The Russian ruble briefly weakened to worse than 70 to the U.S. dollar for the first time since March 2016, bringing its losses this year to 19 percent.
Amid concerns about the economy and uncertainty about U.S. sanctions, the Russian currency hit 70.16 when trading opened on September 10.
It later strengthened, dipping below 70 again.
Factors putting pressure on the ruble include U.S. sanctions and the possibility of more punitive measures as well as a sell-off of other emerging-market countries.
Reuters reported that ruble's fall is likely to be limited by Russian export-focused companies that often sell foreign currency when it is strong, buying rubles they need for domestic obligations such as tax payments that are due in the second half of the month.

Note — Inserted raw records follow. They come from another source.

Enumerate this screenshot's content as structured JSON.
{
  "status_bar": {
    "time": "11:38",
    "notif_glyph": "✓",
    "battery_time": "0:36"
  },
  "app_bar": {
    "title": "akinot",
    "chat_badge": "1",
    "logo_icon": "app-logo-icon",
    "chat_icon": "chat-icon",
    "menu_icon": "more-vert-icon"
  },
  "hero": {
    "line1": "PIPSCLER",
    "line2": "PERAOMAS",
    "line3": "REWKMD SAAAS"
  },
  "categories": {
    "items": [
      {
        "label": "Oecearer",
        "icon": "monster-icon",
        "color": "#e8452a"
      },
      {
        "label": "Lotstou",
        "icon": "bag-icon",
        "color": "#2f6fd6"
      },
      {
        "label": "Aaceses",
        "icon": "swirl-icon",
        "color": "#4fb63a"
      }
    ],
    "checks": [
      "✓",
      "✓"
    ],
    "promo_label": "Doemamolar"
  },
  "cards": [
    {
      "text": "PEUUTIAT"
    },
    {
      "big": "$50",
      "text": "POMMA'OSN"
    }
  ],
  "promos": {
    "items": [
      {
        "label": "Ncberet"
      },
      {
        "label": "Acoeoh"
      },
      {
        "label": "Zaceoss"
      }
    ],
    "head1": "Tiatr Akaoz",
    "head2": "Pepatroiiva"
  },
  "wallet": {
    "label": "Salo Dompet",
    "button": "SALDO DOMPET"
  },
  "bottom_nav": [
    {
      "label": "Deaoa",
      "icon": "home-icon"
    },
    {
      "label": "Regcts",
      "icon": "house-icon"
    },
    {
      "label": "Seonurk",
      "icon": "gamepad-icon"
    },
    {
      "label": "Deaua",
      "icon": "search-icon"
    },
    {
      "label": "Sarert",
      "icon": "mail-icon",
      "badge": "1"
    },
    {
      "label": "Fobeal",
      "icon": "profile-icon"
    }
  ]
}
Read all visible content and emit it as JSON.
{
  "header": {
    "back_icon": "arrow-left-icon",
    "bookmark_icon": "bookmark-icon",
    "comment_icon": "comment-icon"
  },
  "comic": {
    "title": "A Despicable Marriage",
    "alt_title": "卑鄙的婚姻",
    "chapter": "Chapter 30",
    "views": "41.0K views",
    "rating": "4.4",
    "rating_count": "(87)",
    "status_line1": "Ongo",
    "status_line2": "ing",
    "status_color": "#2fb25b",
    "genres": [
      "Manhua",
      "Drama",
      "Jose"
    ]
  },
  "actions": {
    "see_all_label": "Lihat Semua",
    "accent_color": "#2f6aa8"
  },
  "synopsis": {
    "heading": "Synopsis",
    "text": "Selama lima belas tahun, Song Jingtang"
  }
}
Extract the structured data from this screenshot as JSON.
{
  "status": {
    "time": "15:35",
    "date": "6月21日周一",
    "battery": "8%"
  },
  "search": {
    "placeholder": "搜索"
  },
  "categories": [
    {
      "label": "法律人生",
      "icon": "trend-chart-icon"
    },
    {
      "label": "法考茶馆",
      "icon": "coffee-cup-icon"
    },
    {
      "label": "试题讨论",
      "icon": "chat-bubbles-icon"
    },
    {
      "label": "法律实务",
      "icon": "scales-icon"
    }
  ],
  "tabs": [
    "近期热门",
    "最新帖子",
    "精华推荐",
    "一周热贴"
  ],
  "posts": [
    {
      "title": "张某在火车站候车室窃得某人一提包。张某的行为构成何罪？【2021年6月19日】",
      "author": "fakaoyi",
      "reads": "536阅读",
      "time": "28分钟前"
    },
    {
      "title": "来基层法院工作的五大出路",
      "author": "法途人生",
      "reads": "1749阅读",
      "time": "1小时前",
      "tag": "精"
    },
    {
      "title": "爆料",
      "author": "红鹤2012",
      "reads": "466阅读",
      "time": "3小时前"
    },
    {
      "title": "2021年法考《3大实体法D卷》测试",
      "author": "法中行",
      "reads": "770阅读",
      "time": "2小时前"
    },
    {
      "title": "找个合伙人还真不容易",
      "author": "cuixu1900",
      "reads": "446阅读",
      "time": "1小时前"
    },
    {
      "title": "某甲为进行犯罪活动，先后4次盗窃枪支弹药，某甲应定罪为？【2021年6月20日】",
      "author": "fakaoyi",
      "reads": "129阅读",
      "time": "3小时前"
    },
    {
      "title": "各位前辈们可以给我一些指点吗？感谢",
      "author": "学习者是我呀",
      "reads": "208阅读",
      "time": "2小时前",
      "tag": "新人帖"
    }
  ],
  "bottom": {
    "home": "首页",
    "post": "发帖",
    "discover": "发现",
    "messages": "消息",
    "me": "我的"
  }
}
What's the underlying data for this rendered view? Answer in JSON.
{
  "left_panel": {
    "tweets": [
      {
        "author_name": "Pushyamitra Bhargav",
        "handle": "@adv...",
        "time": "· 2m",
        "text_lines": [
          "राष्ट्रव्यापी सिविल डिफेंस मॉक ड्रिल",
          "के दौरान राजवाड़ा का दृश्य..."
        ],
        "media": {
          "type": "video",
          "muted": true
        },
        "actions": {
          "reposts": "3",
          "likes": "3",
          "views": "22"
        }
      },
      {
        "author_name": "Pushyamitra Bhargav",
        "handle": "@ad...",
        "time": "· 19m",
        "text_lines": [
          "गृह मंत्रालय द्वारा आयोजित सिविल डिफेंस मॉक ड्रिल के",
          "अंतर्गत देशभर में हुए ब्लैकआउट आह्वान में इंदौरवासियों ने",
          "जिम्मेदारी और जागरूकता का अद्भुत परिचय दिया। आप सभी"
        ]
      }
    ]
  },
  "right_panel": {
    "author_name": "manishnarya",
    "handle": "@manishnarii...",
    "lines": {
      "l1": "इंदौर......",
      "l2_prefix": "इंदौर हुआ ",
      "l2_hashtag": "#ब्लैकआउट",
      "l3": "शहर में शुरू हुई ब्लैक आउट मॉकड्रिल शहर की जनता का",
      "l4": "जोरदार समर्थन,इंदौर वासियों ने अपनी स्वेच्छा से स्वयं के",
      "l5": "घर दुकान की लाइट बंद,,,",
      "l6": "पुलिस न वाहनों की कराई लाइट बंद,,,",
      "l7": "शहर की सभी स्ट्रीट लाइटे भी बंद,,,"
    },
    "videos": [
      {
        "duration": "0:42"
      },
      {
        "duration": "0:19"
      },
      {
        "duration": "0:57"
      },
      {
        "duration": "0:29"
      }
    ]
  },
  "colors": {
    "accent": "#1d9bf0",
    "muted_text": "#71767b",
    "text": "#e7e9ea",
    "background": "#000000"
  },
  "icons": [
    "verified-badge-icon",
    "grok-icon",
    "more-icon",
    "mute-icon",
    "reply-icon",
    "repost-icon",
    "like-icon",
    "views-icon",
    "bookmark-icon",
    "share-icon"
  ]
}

The United States and European Union have imposed a series of sanctions on Russia since 2014 in response to actions including the seizure of Crimea and support for armed separatists in eastern Ukraine.
On August 8, the U.S. State Department announced new sanctions aimed at punishing Moscow for the poisoning of former Russian spy Sergei Skripal and his daughter in England in March with a rare nerve agent known as Novichok.
The initial tranche of those sanctions took effect in late August. A second tranche would kick in if Russia misses a November deadline to fulfill conditions such as providing "reliable assurances" that it will no longer use chemical weapons.